What are your top wedding planning tips?

Top Ten {Tuesday}

March 6, 2011

Baby Step 2, Phase 1: Complete!

Our debt snowball has rolled all the way down the hill! Baby step 2 in Dave Ramsey's plan is to pay off all debt except your mortgage. Since we don't currently have a mortgage, we've modified Dave's plan a bit. After putting $1,000 in our emergency fund, we paid off all debt except student loans for Nathan's graduate school. Over the past eight months, all of my take-home pay and then some has gone towards paying off debt. While we can't officially say that we're debt free, it's still a nice feeling to not have any credit card payments, car payments, or any other debts.

Putting our final payment in the mail

How We Did It
For the most part, we avoided lifestyle inflation after Nathan started a better paying job. When he first called to tell me the news, I was so excited about how much money we would have that I went to Panera for a $12 lunch that day. But I haven't done that since then. Our way of living hasn't really changed all that much. We live in the same apartment, drive the same cars, and wear pretty much the same clothes. We've made a few splurges, but we budgeted for them. I'm a tightwad by nature, and I've managed to reign in Nathan a little.

The Next Step
Over the next three months, we'll be putting the same amount of money we have been using to pay off debt into our emergency fund. Since it will take us quite a while to pay off the graduate school loans, we didn't want to pay off those with the same intensity without having an emergency fund of 3 to 6 months' expenses (Baby Step 3). Our emergency fund is in a special type of bank account. Unlike our standard savings account, from which I can transfer funds with just a few mouse clicks, we must actually visit a branch or call the 800 number to withdraw money from our emergency fund. We also have a Health Savings Account that we can use for any medical expenses, but we want to have 3 to 6 months' expenses saved in addition to the money in our HSA.

After Our First Anniversary
Starting in July, assuming all goes well, we want to start setting aside money for two purposes: paying off the student loans and saving up a 20-25% down payment for a house. It's hard to say how long this will take - our income could go up or down, we could have another mouth to feed - but we'll still be paying off student loans a lot faster than most people, and we're in no hurry to buy a house when Nathan has only been at his job for 7 months. I'm just thrilled that we've already made it this far on our road to financial peace.

For those of you who have gone through Financial Peace University or are familiar with Dave's teachings, have you followed his steps in order or switched things around a bit?

March 1, 2011

5 Goals for 2011: February Progress

I think I took some steps back with my 5 goals this month. I don't feel like I've made much progress at all.
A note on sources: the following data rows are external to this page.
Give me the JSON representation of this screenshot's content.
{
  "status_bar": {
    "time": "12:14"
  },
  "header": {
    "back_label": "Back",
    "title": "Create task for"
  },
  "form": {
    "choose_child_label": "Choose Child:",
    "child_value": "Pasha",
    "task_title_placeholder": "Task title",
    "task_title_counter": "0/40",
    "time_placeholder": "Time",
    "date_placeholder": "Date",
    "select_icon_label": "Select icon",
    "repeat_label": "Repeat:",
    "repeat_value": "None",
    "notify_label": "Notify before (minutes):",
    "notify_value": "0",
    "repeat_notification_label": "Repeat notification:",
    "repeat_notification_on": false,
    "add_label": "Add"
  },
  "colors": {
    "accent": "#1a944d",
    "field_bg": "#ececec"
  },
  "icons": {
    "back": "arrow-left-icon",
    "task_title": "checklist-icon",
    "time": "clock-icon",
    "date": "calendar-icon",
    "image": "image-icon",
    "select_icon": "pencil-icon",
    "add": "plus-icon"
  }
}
1. Exercise on a regular basis 
This one has been terrible. I'm not sure what it will take to motivate me to exercise. Gaining 10 pounds? Developing health problems? The idea was to start exercising to prevent these things from happening. Maybe I just need a workout partner.

2. Wake up earlier.
I also did worse on this during February. I don't think I got up in time to eat breakfast at home on a weekday even once the entire month.
3. Keep our apartment clean.
I wouldn't say I've improved in this area, but I haven't slacked off either. Nathan has been helping a lot more, which is great. I think vacuuming once a week is starting to become a habit for him.

4. Continue to find ways to decrease our expenses and increase income.
I'm improving on my grocery spending. We actually raised our budget for these last four weeks since I had been having trouble staying within the limit I had set for myself, but then I ended up spending much less than that. I've also learned not to buy anything online before checking to see if I can earn cash back or other rewards first. We've earned $7.78 so far this year just buy going through Ebates to buy Nathan's textbooks.

5. Write at least 2 blog posts a week.
I had one calendar week with just one post, but I had written 4 posts the previous week. I'm trying to get better at scheduling posts to publish in the future to spread things out more.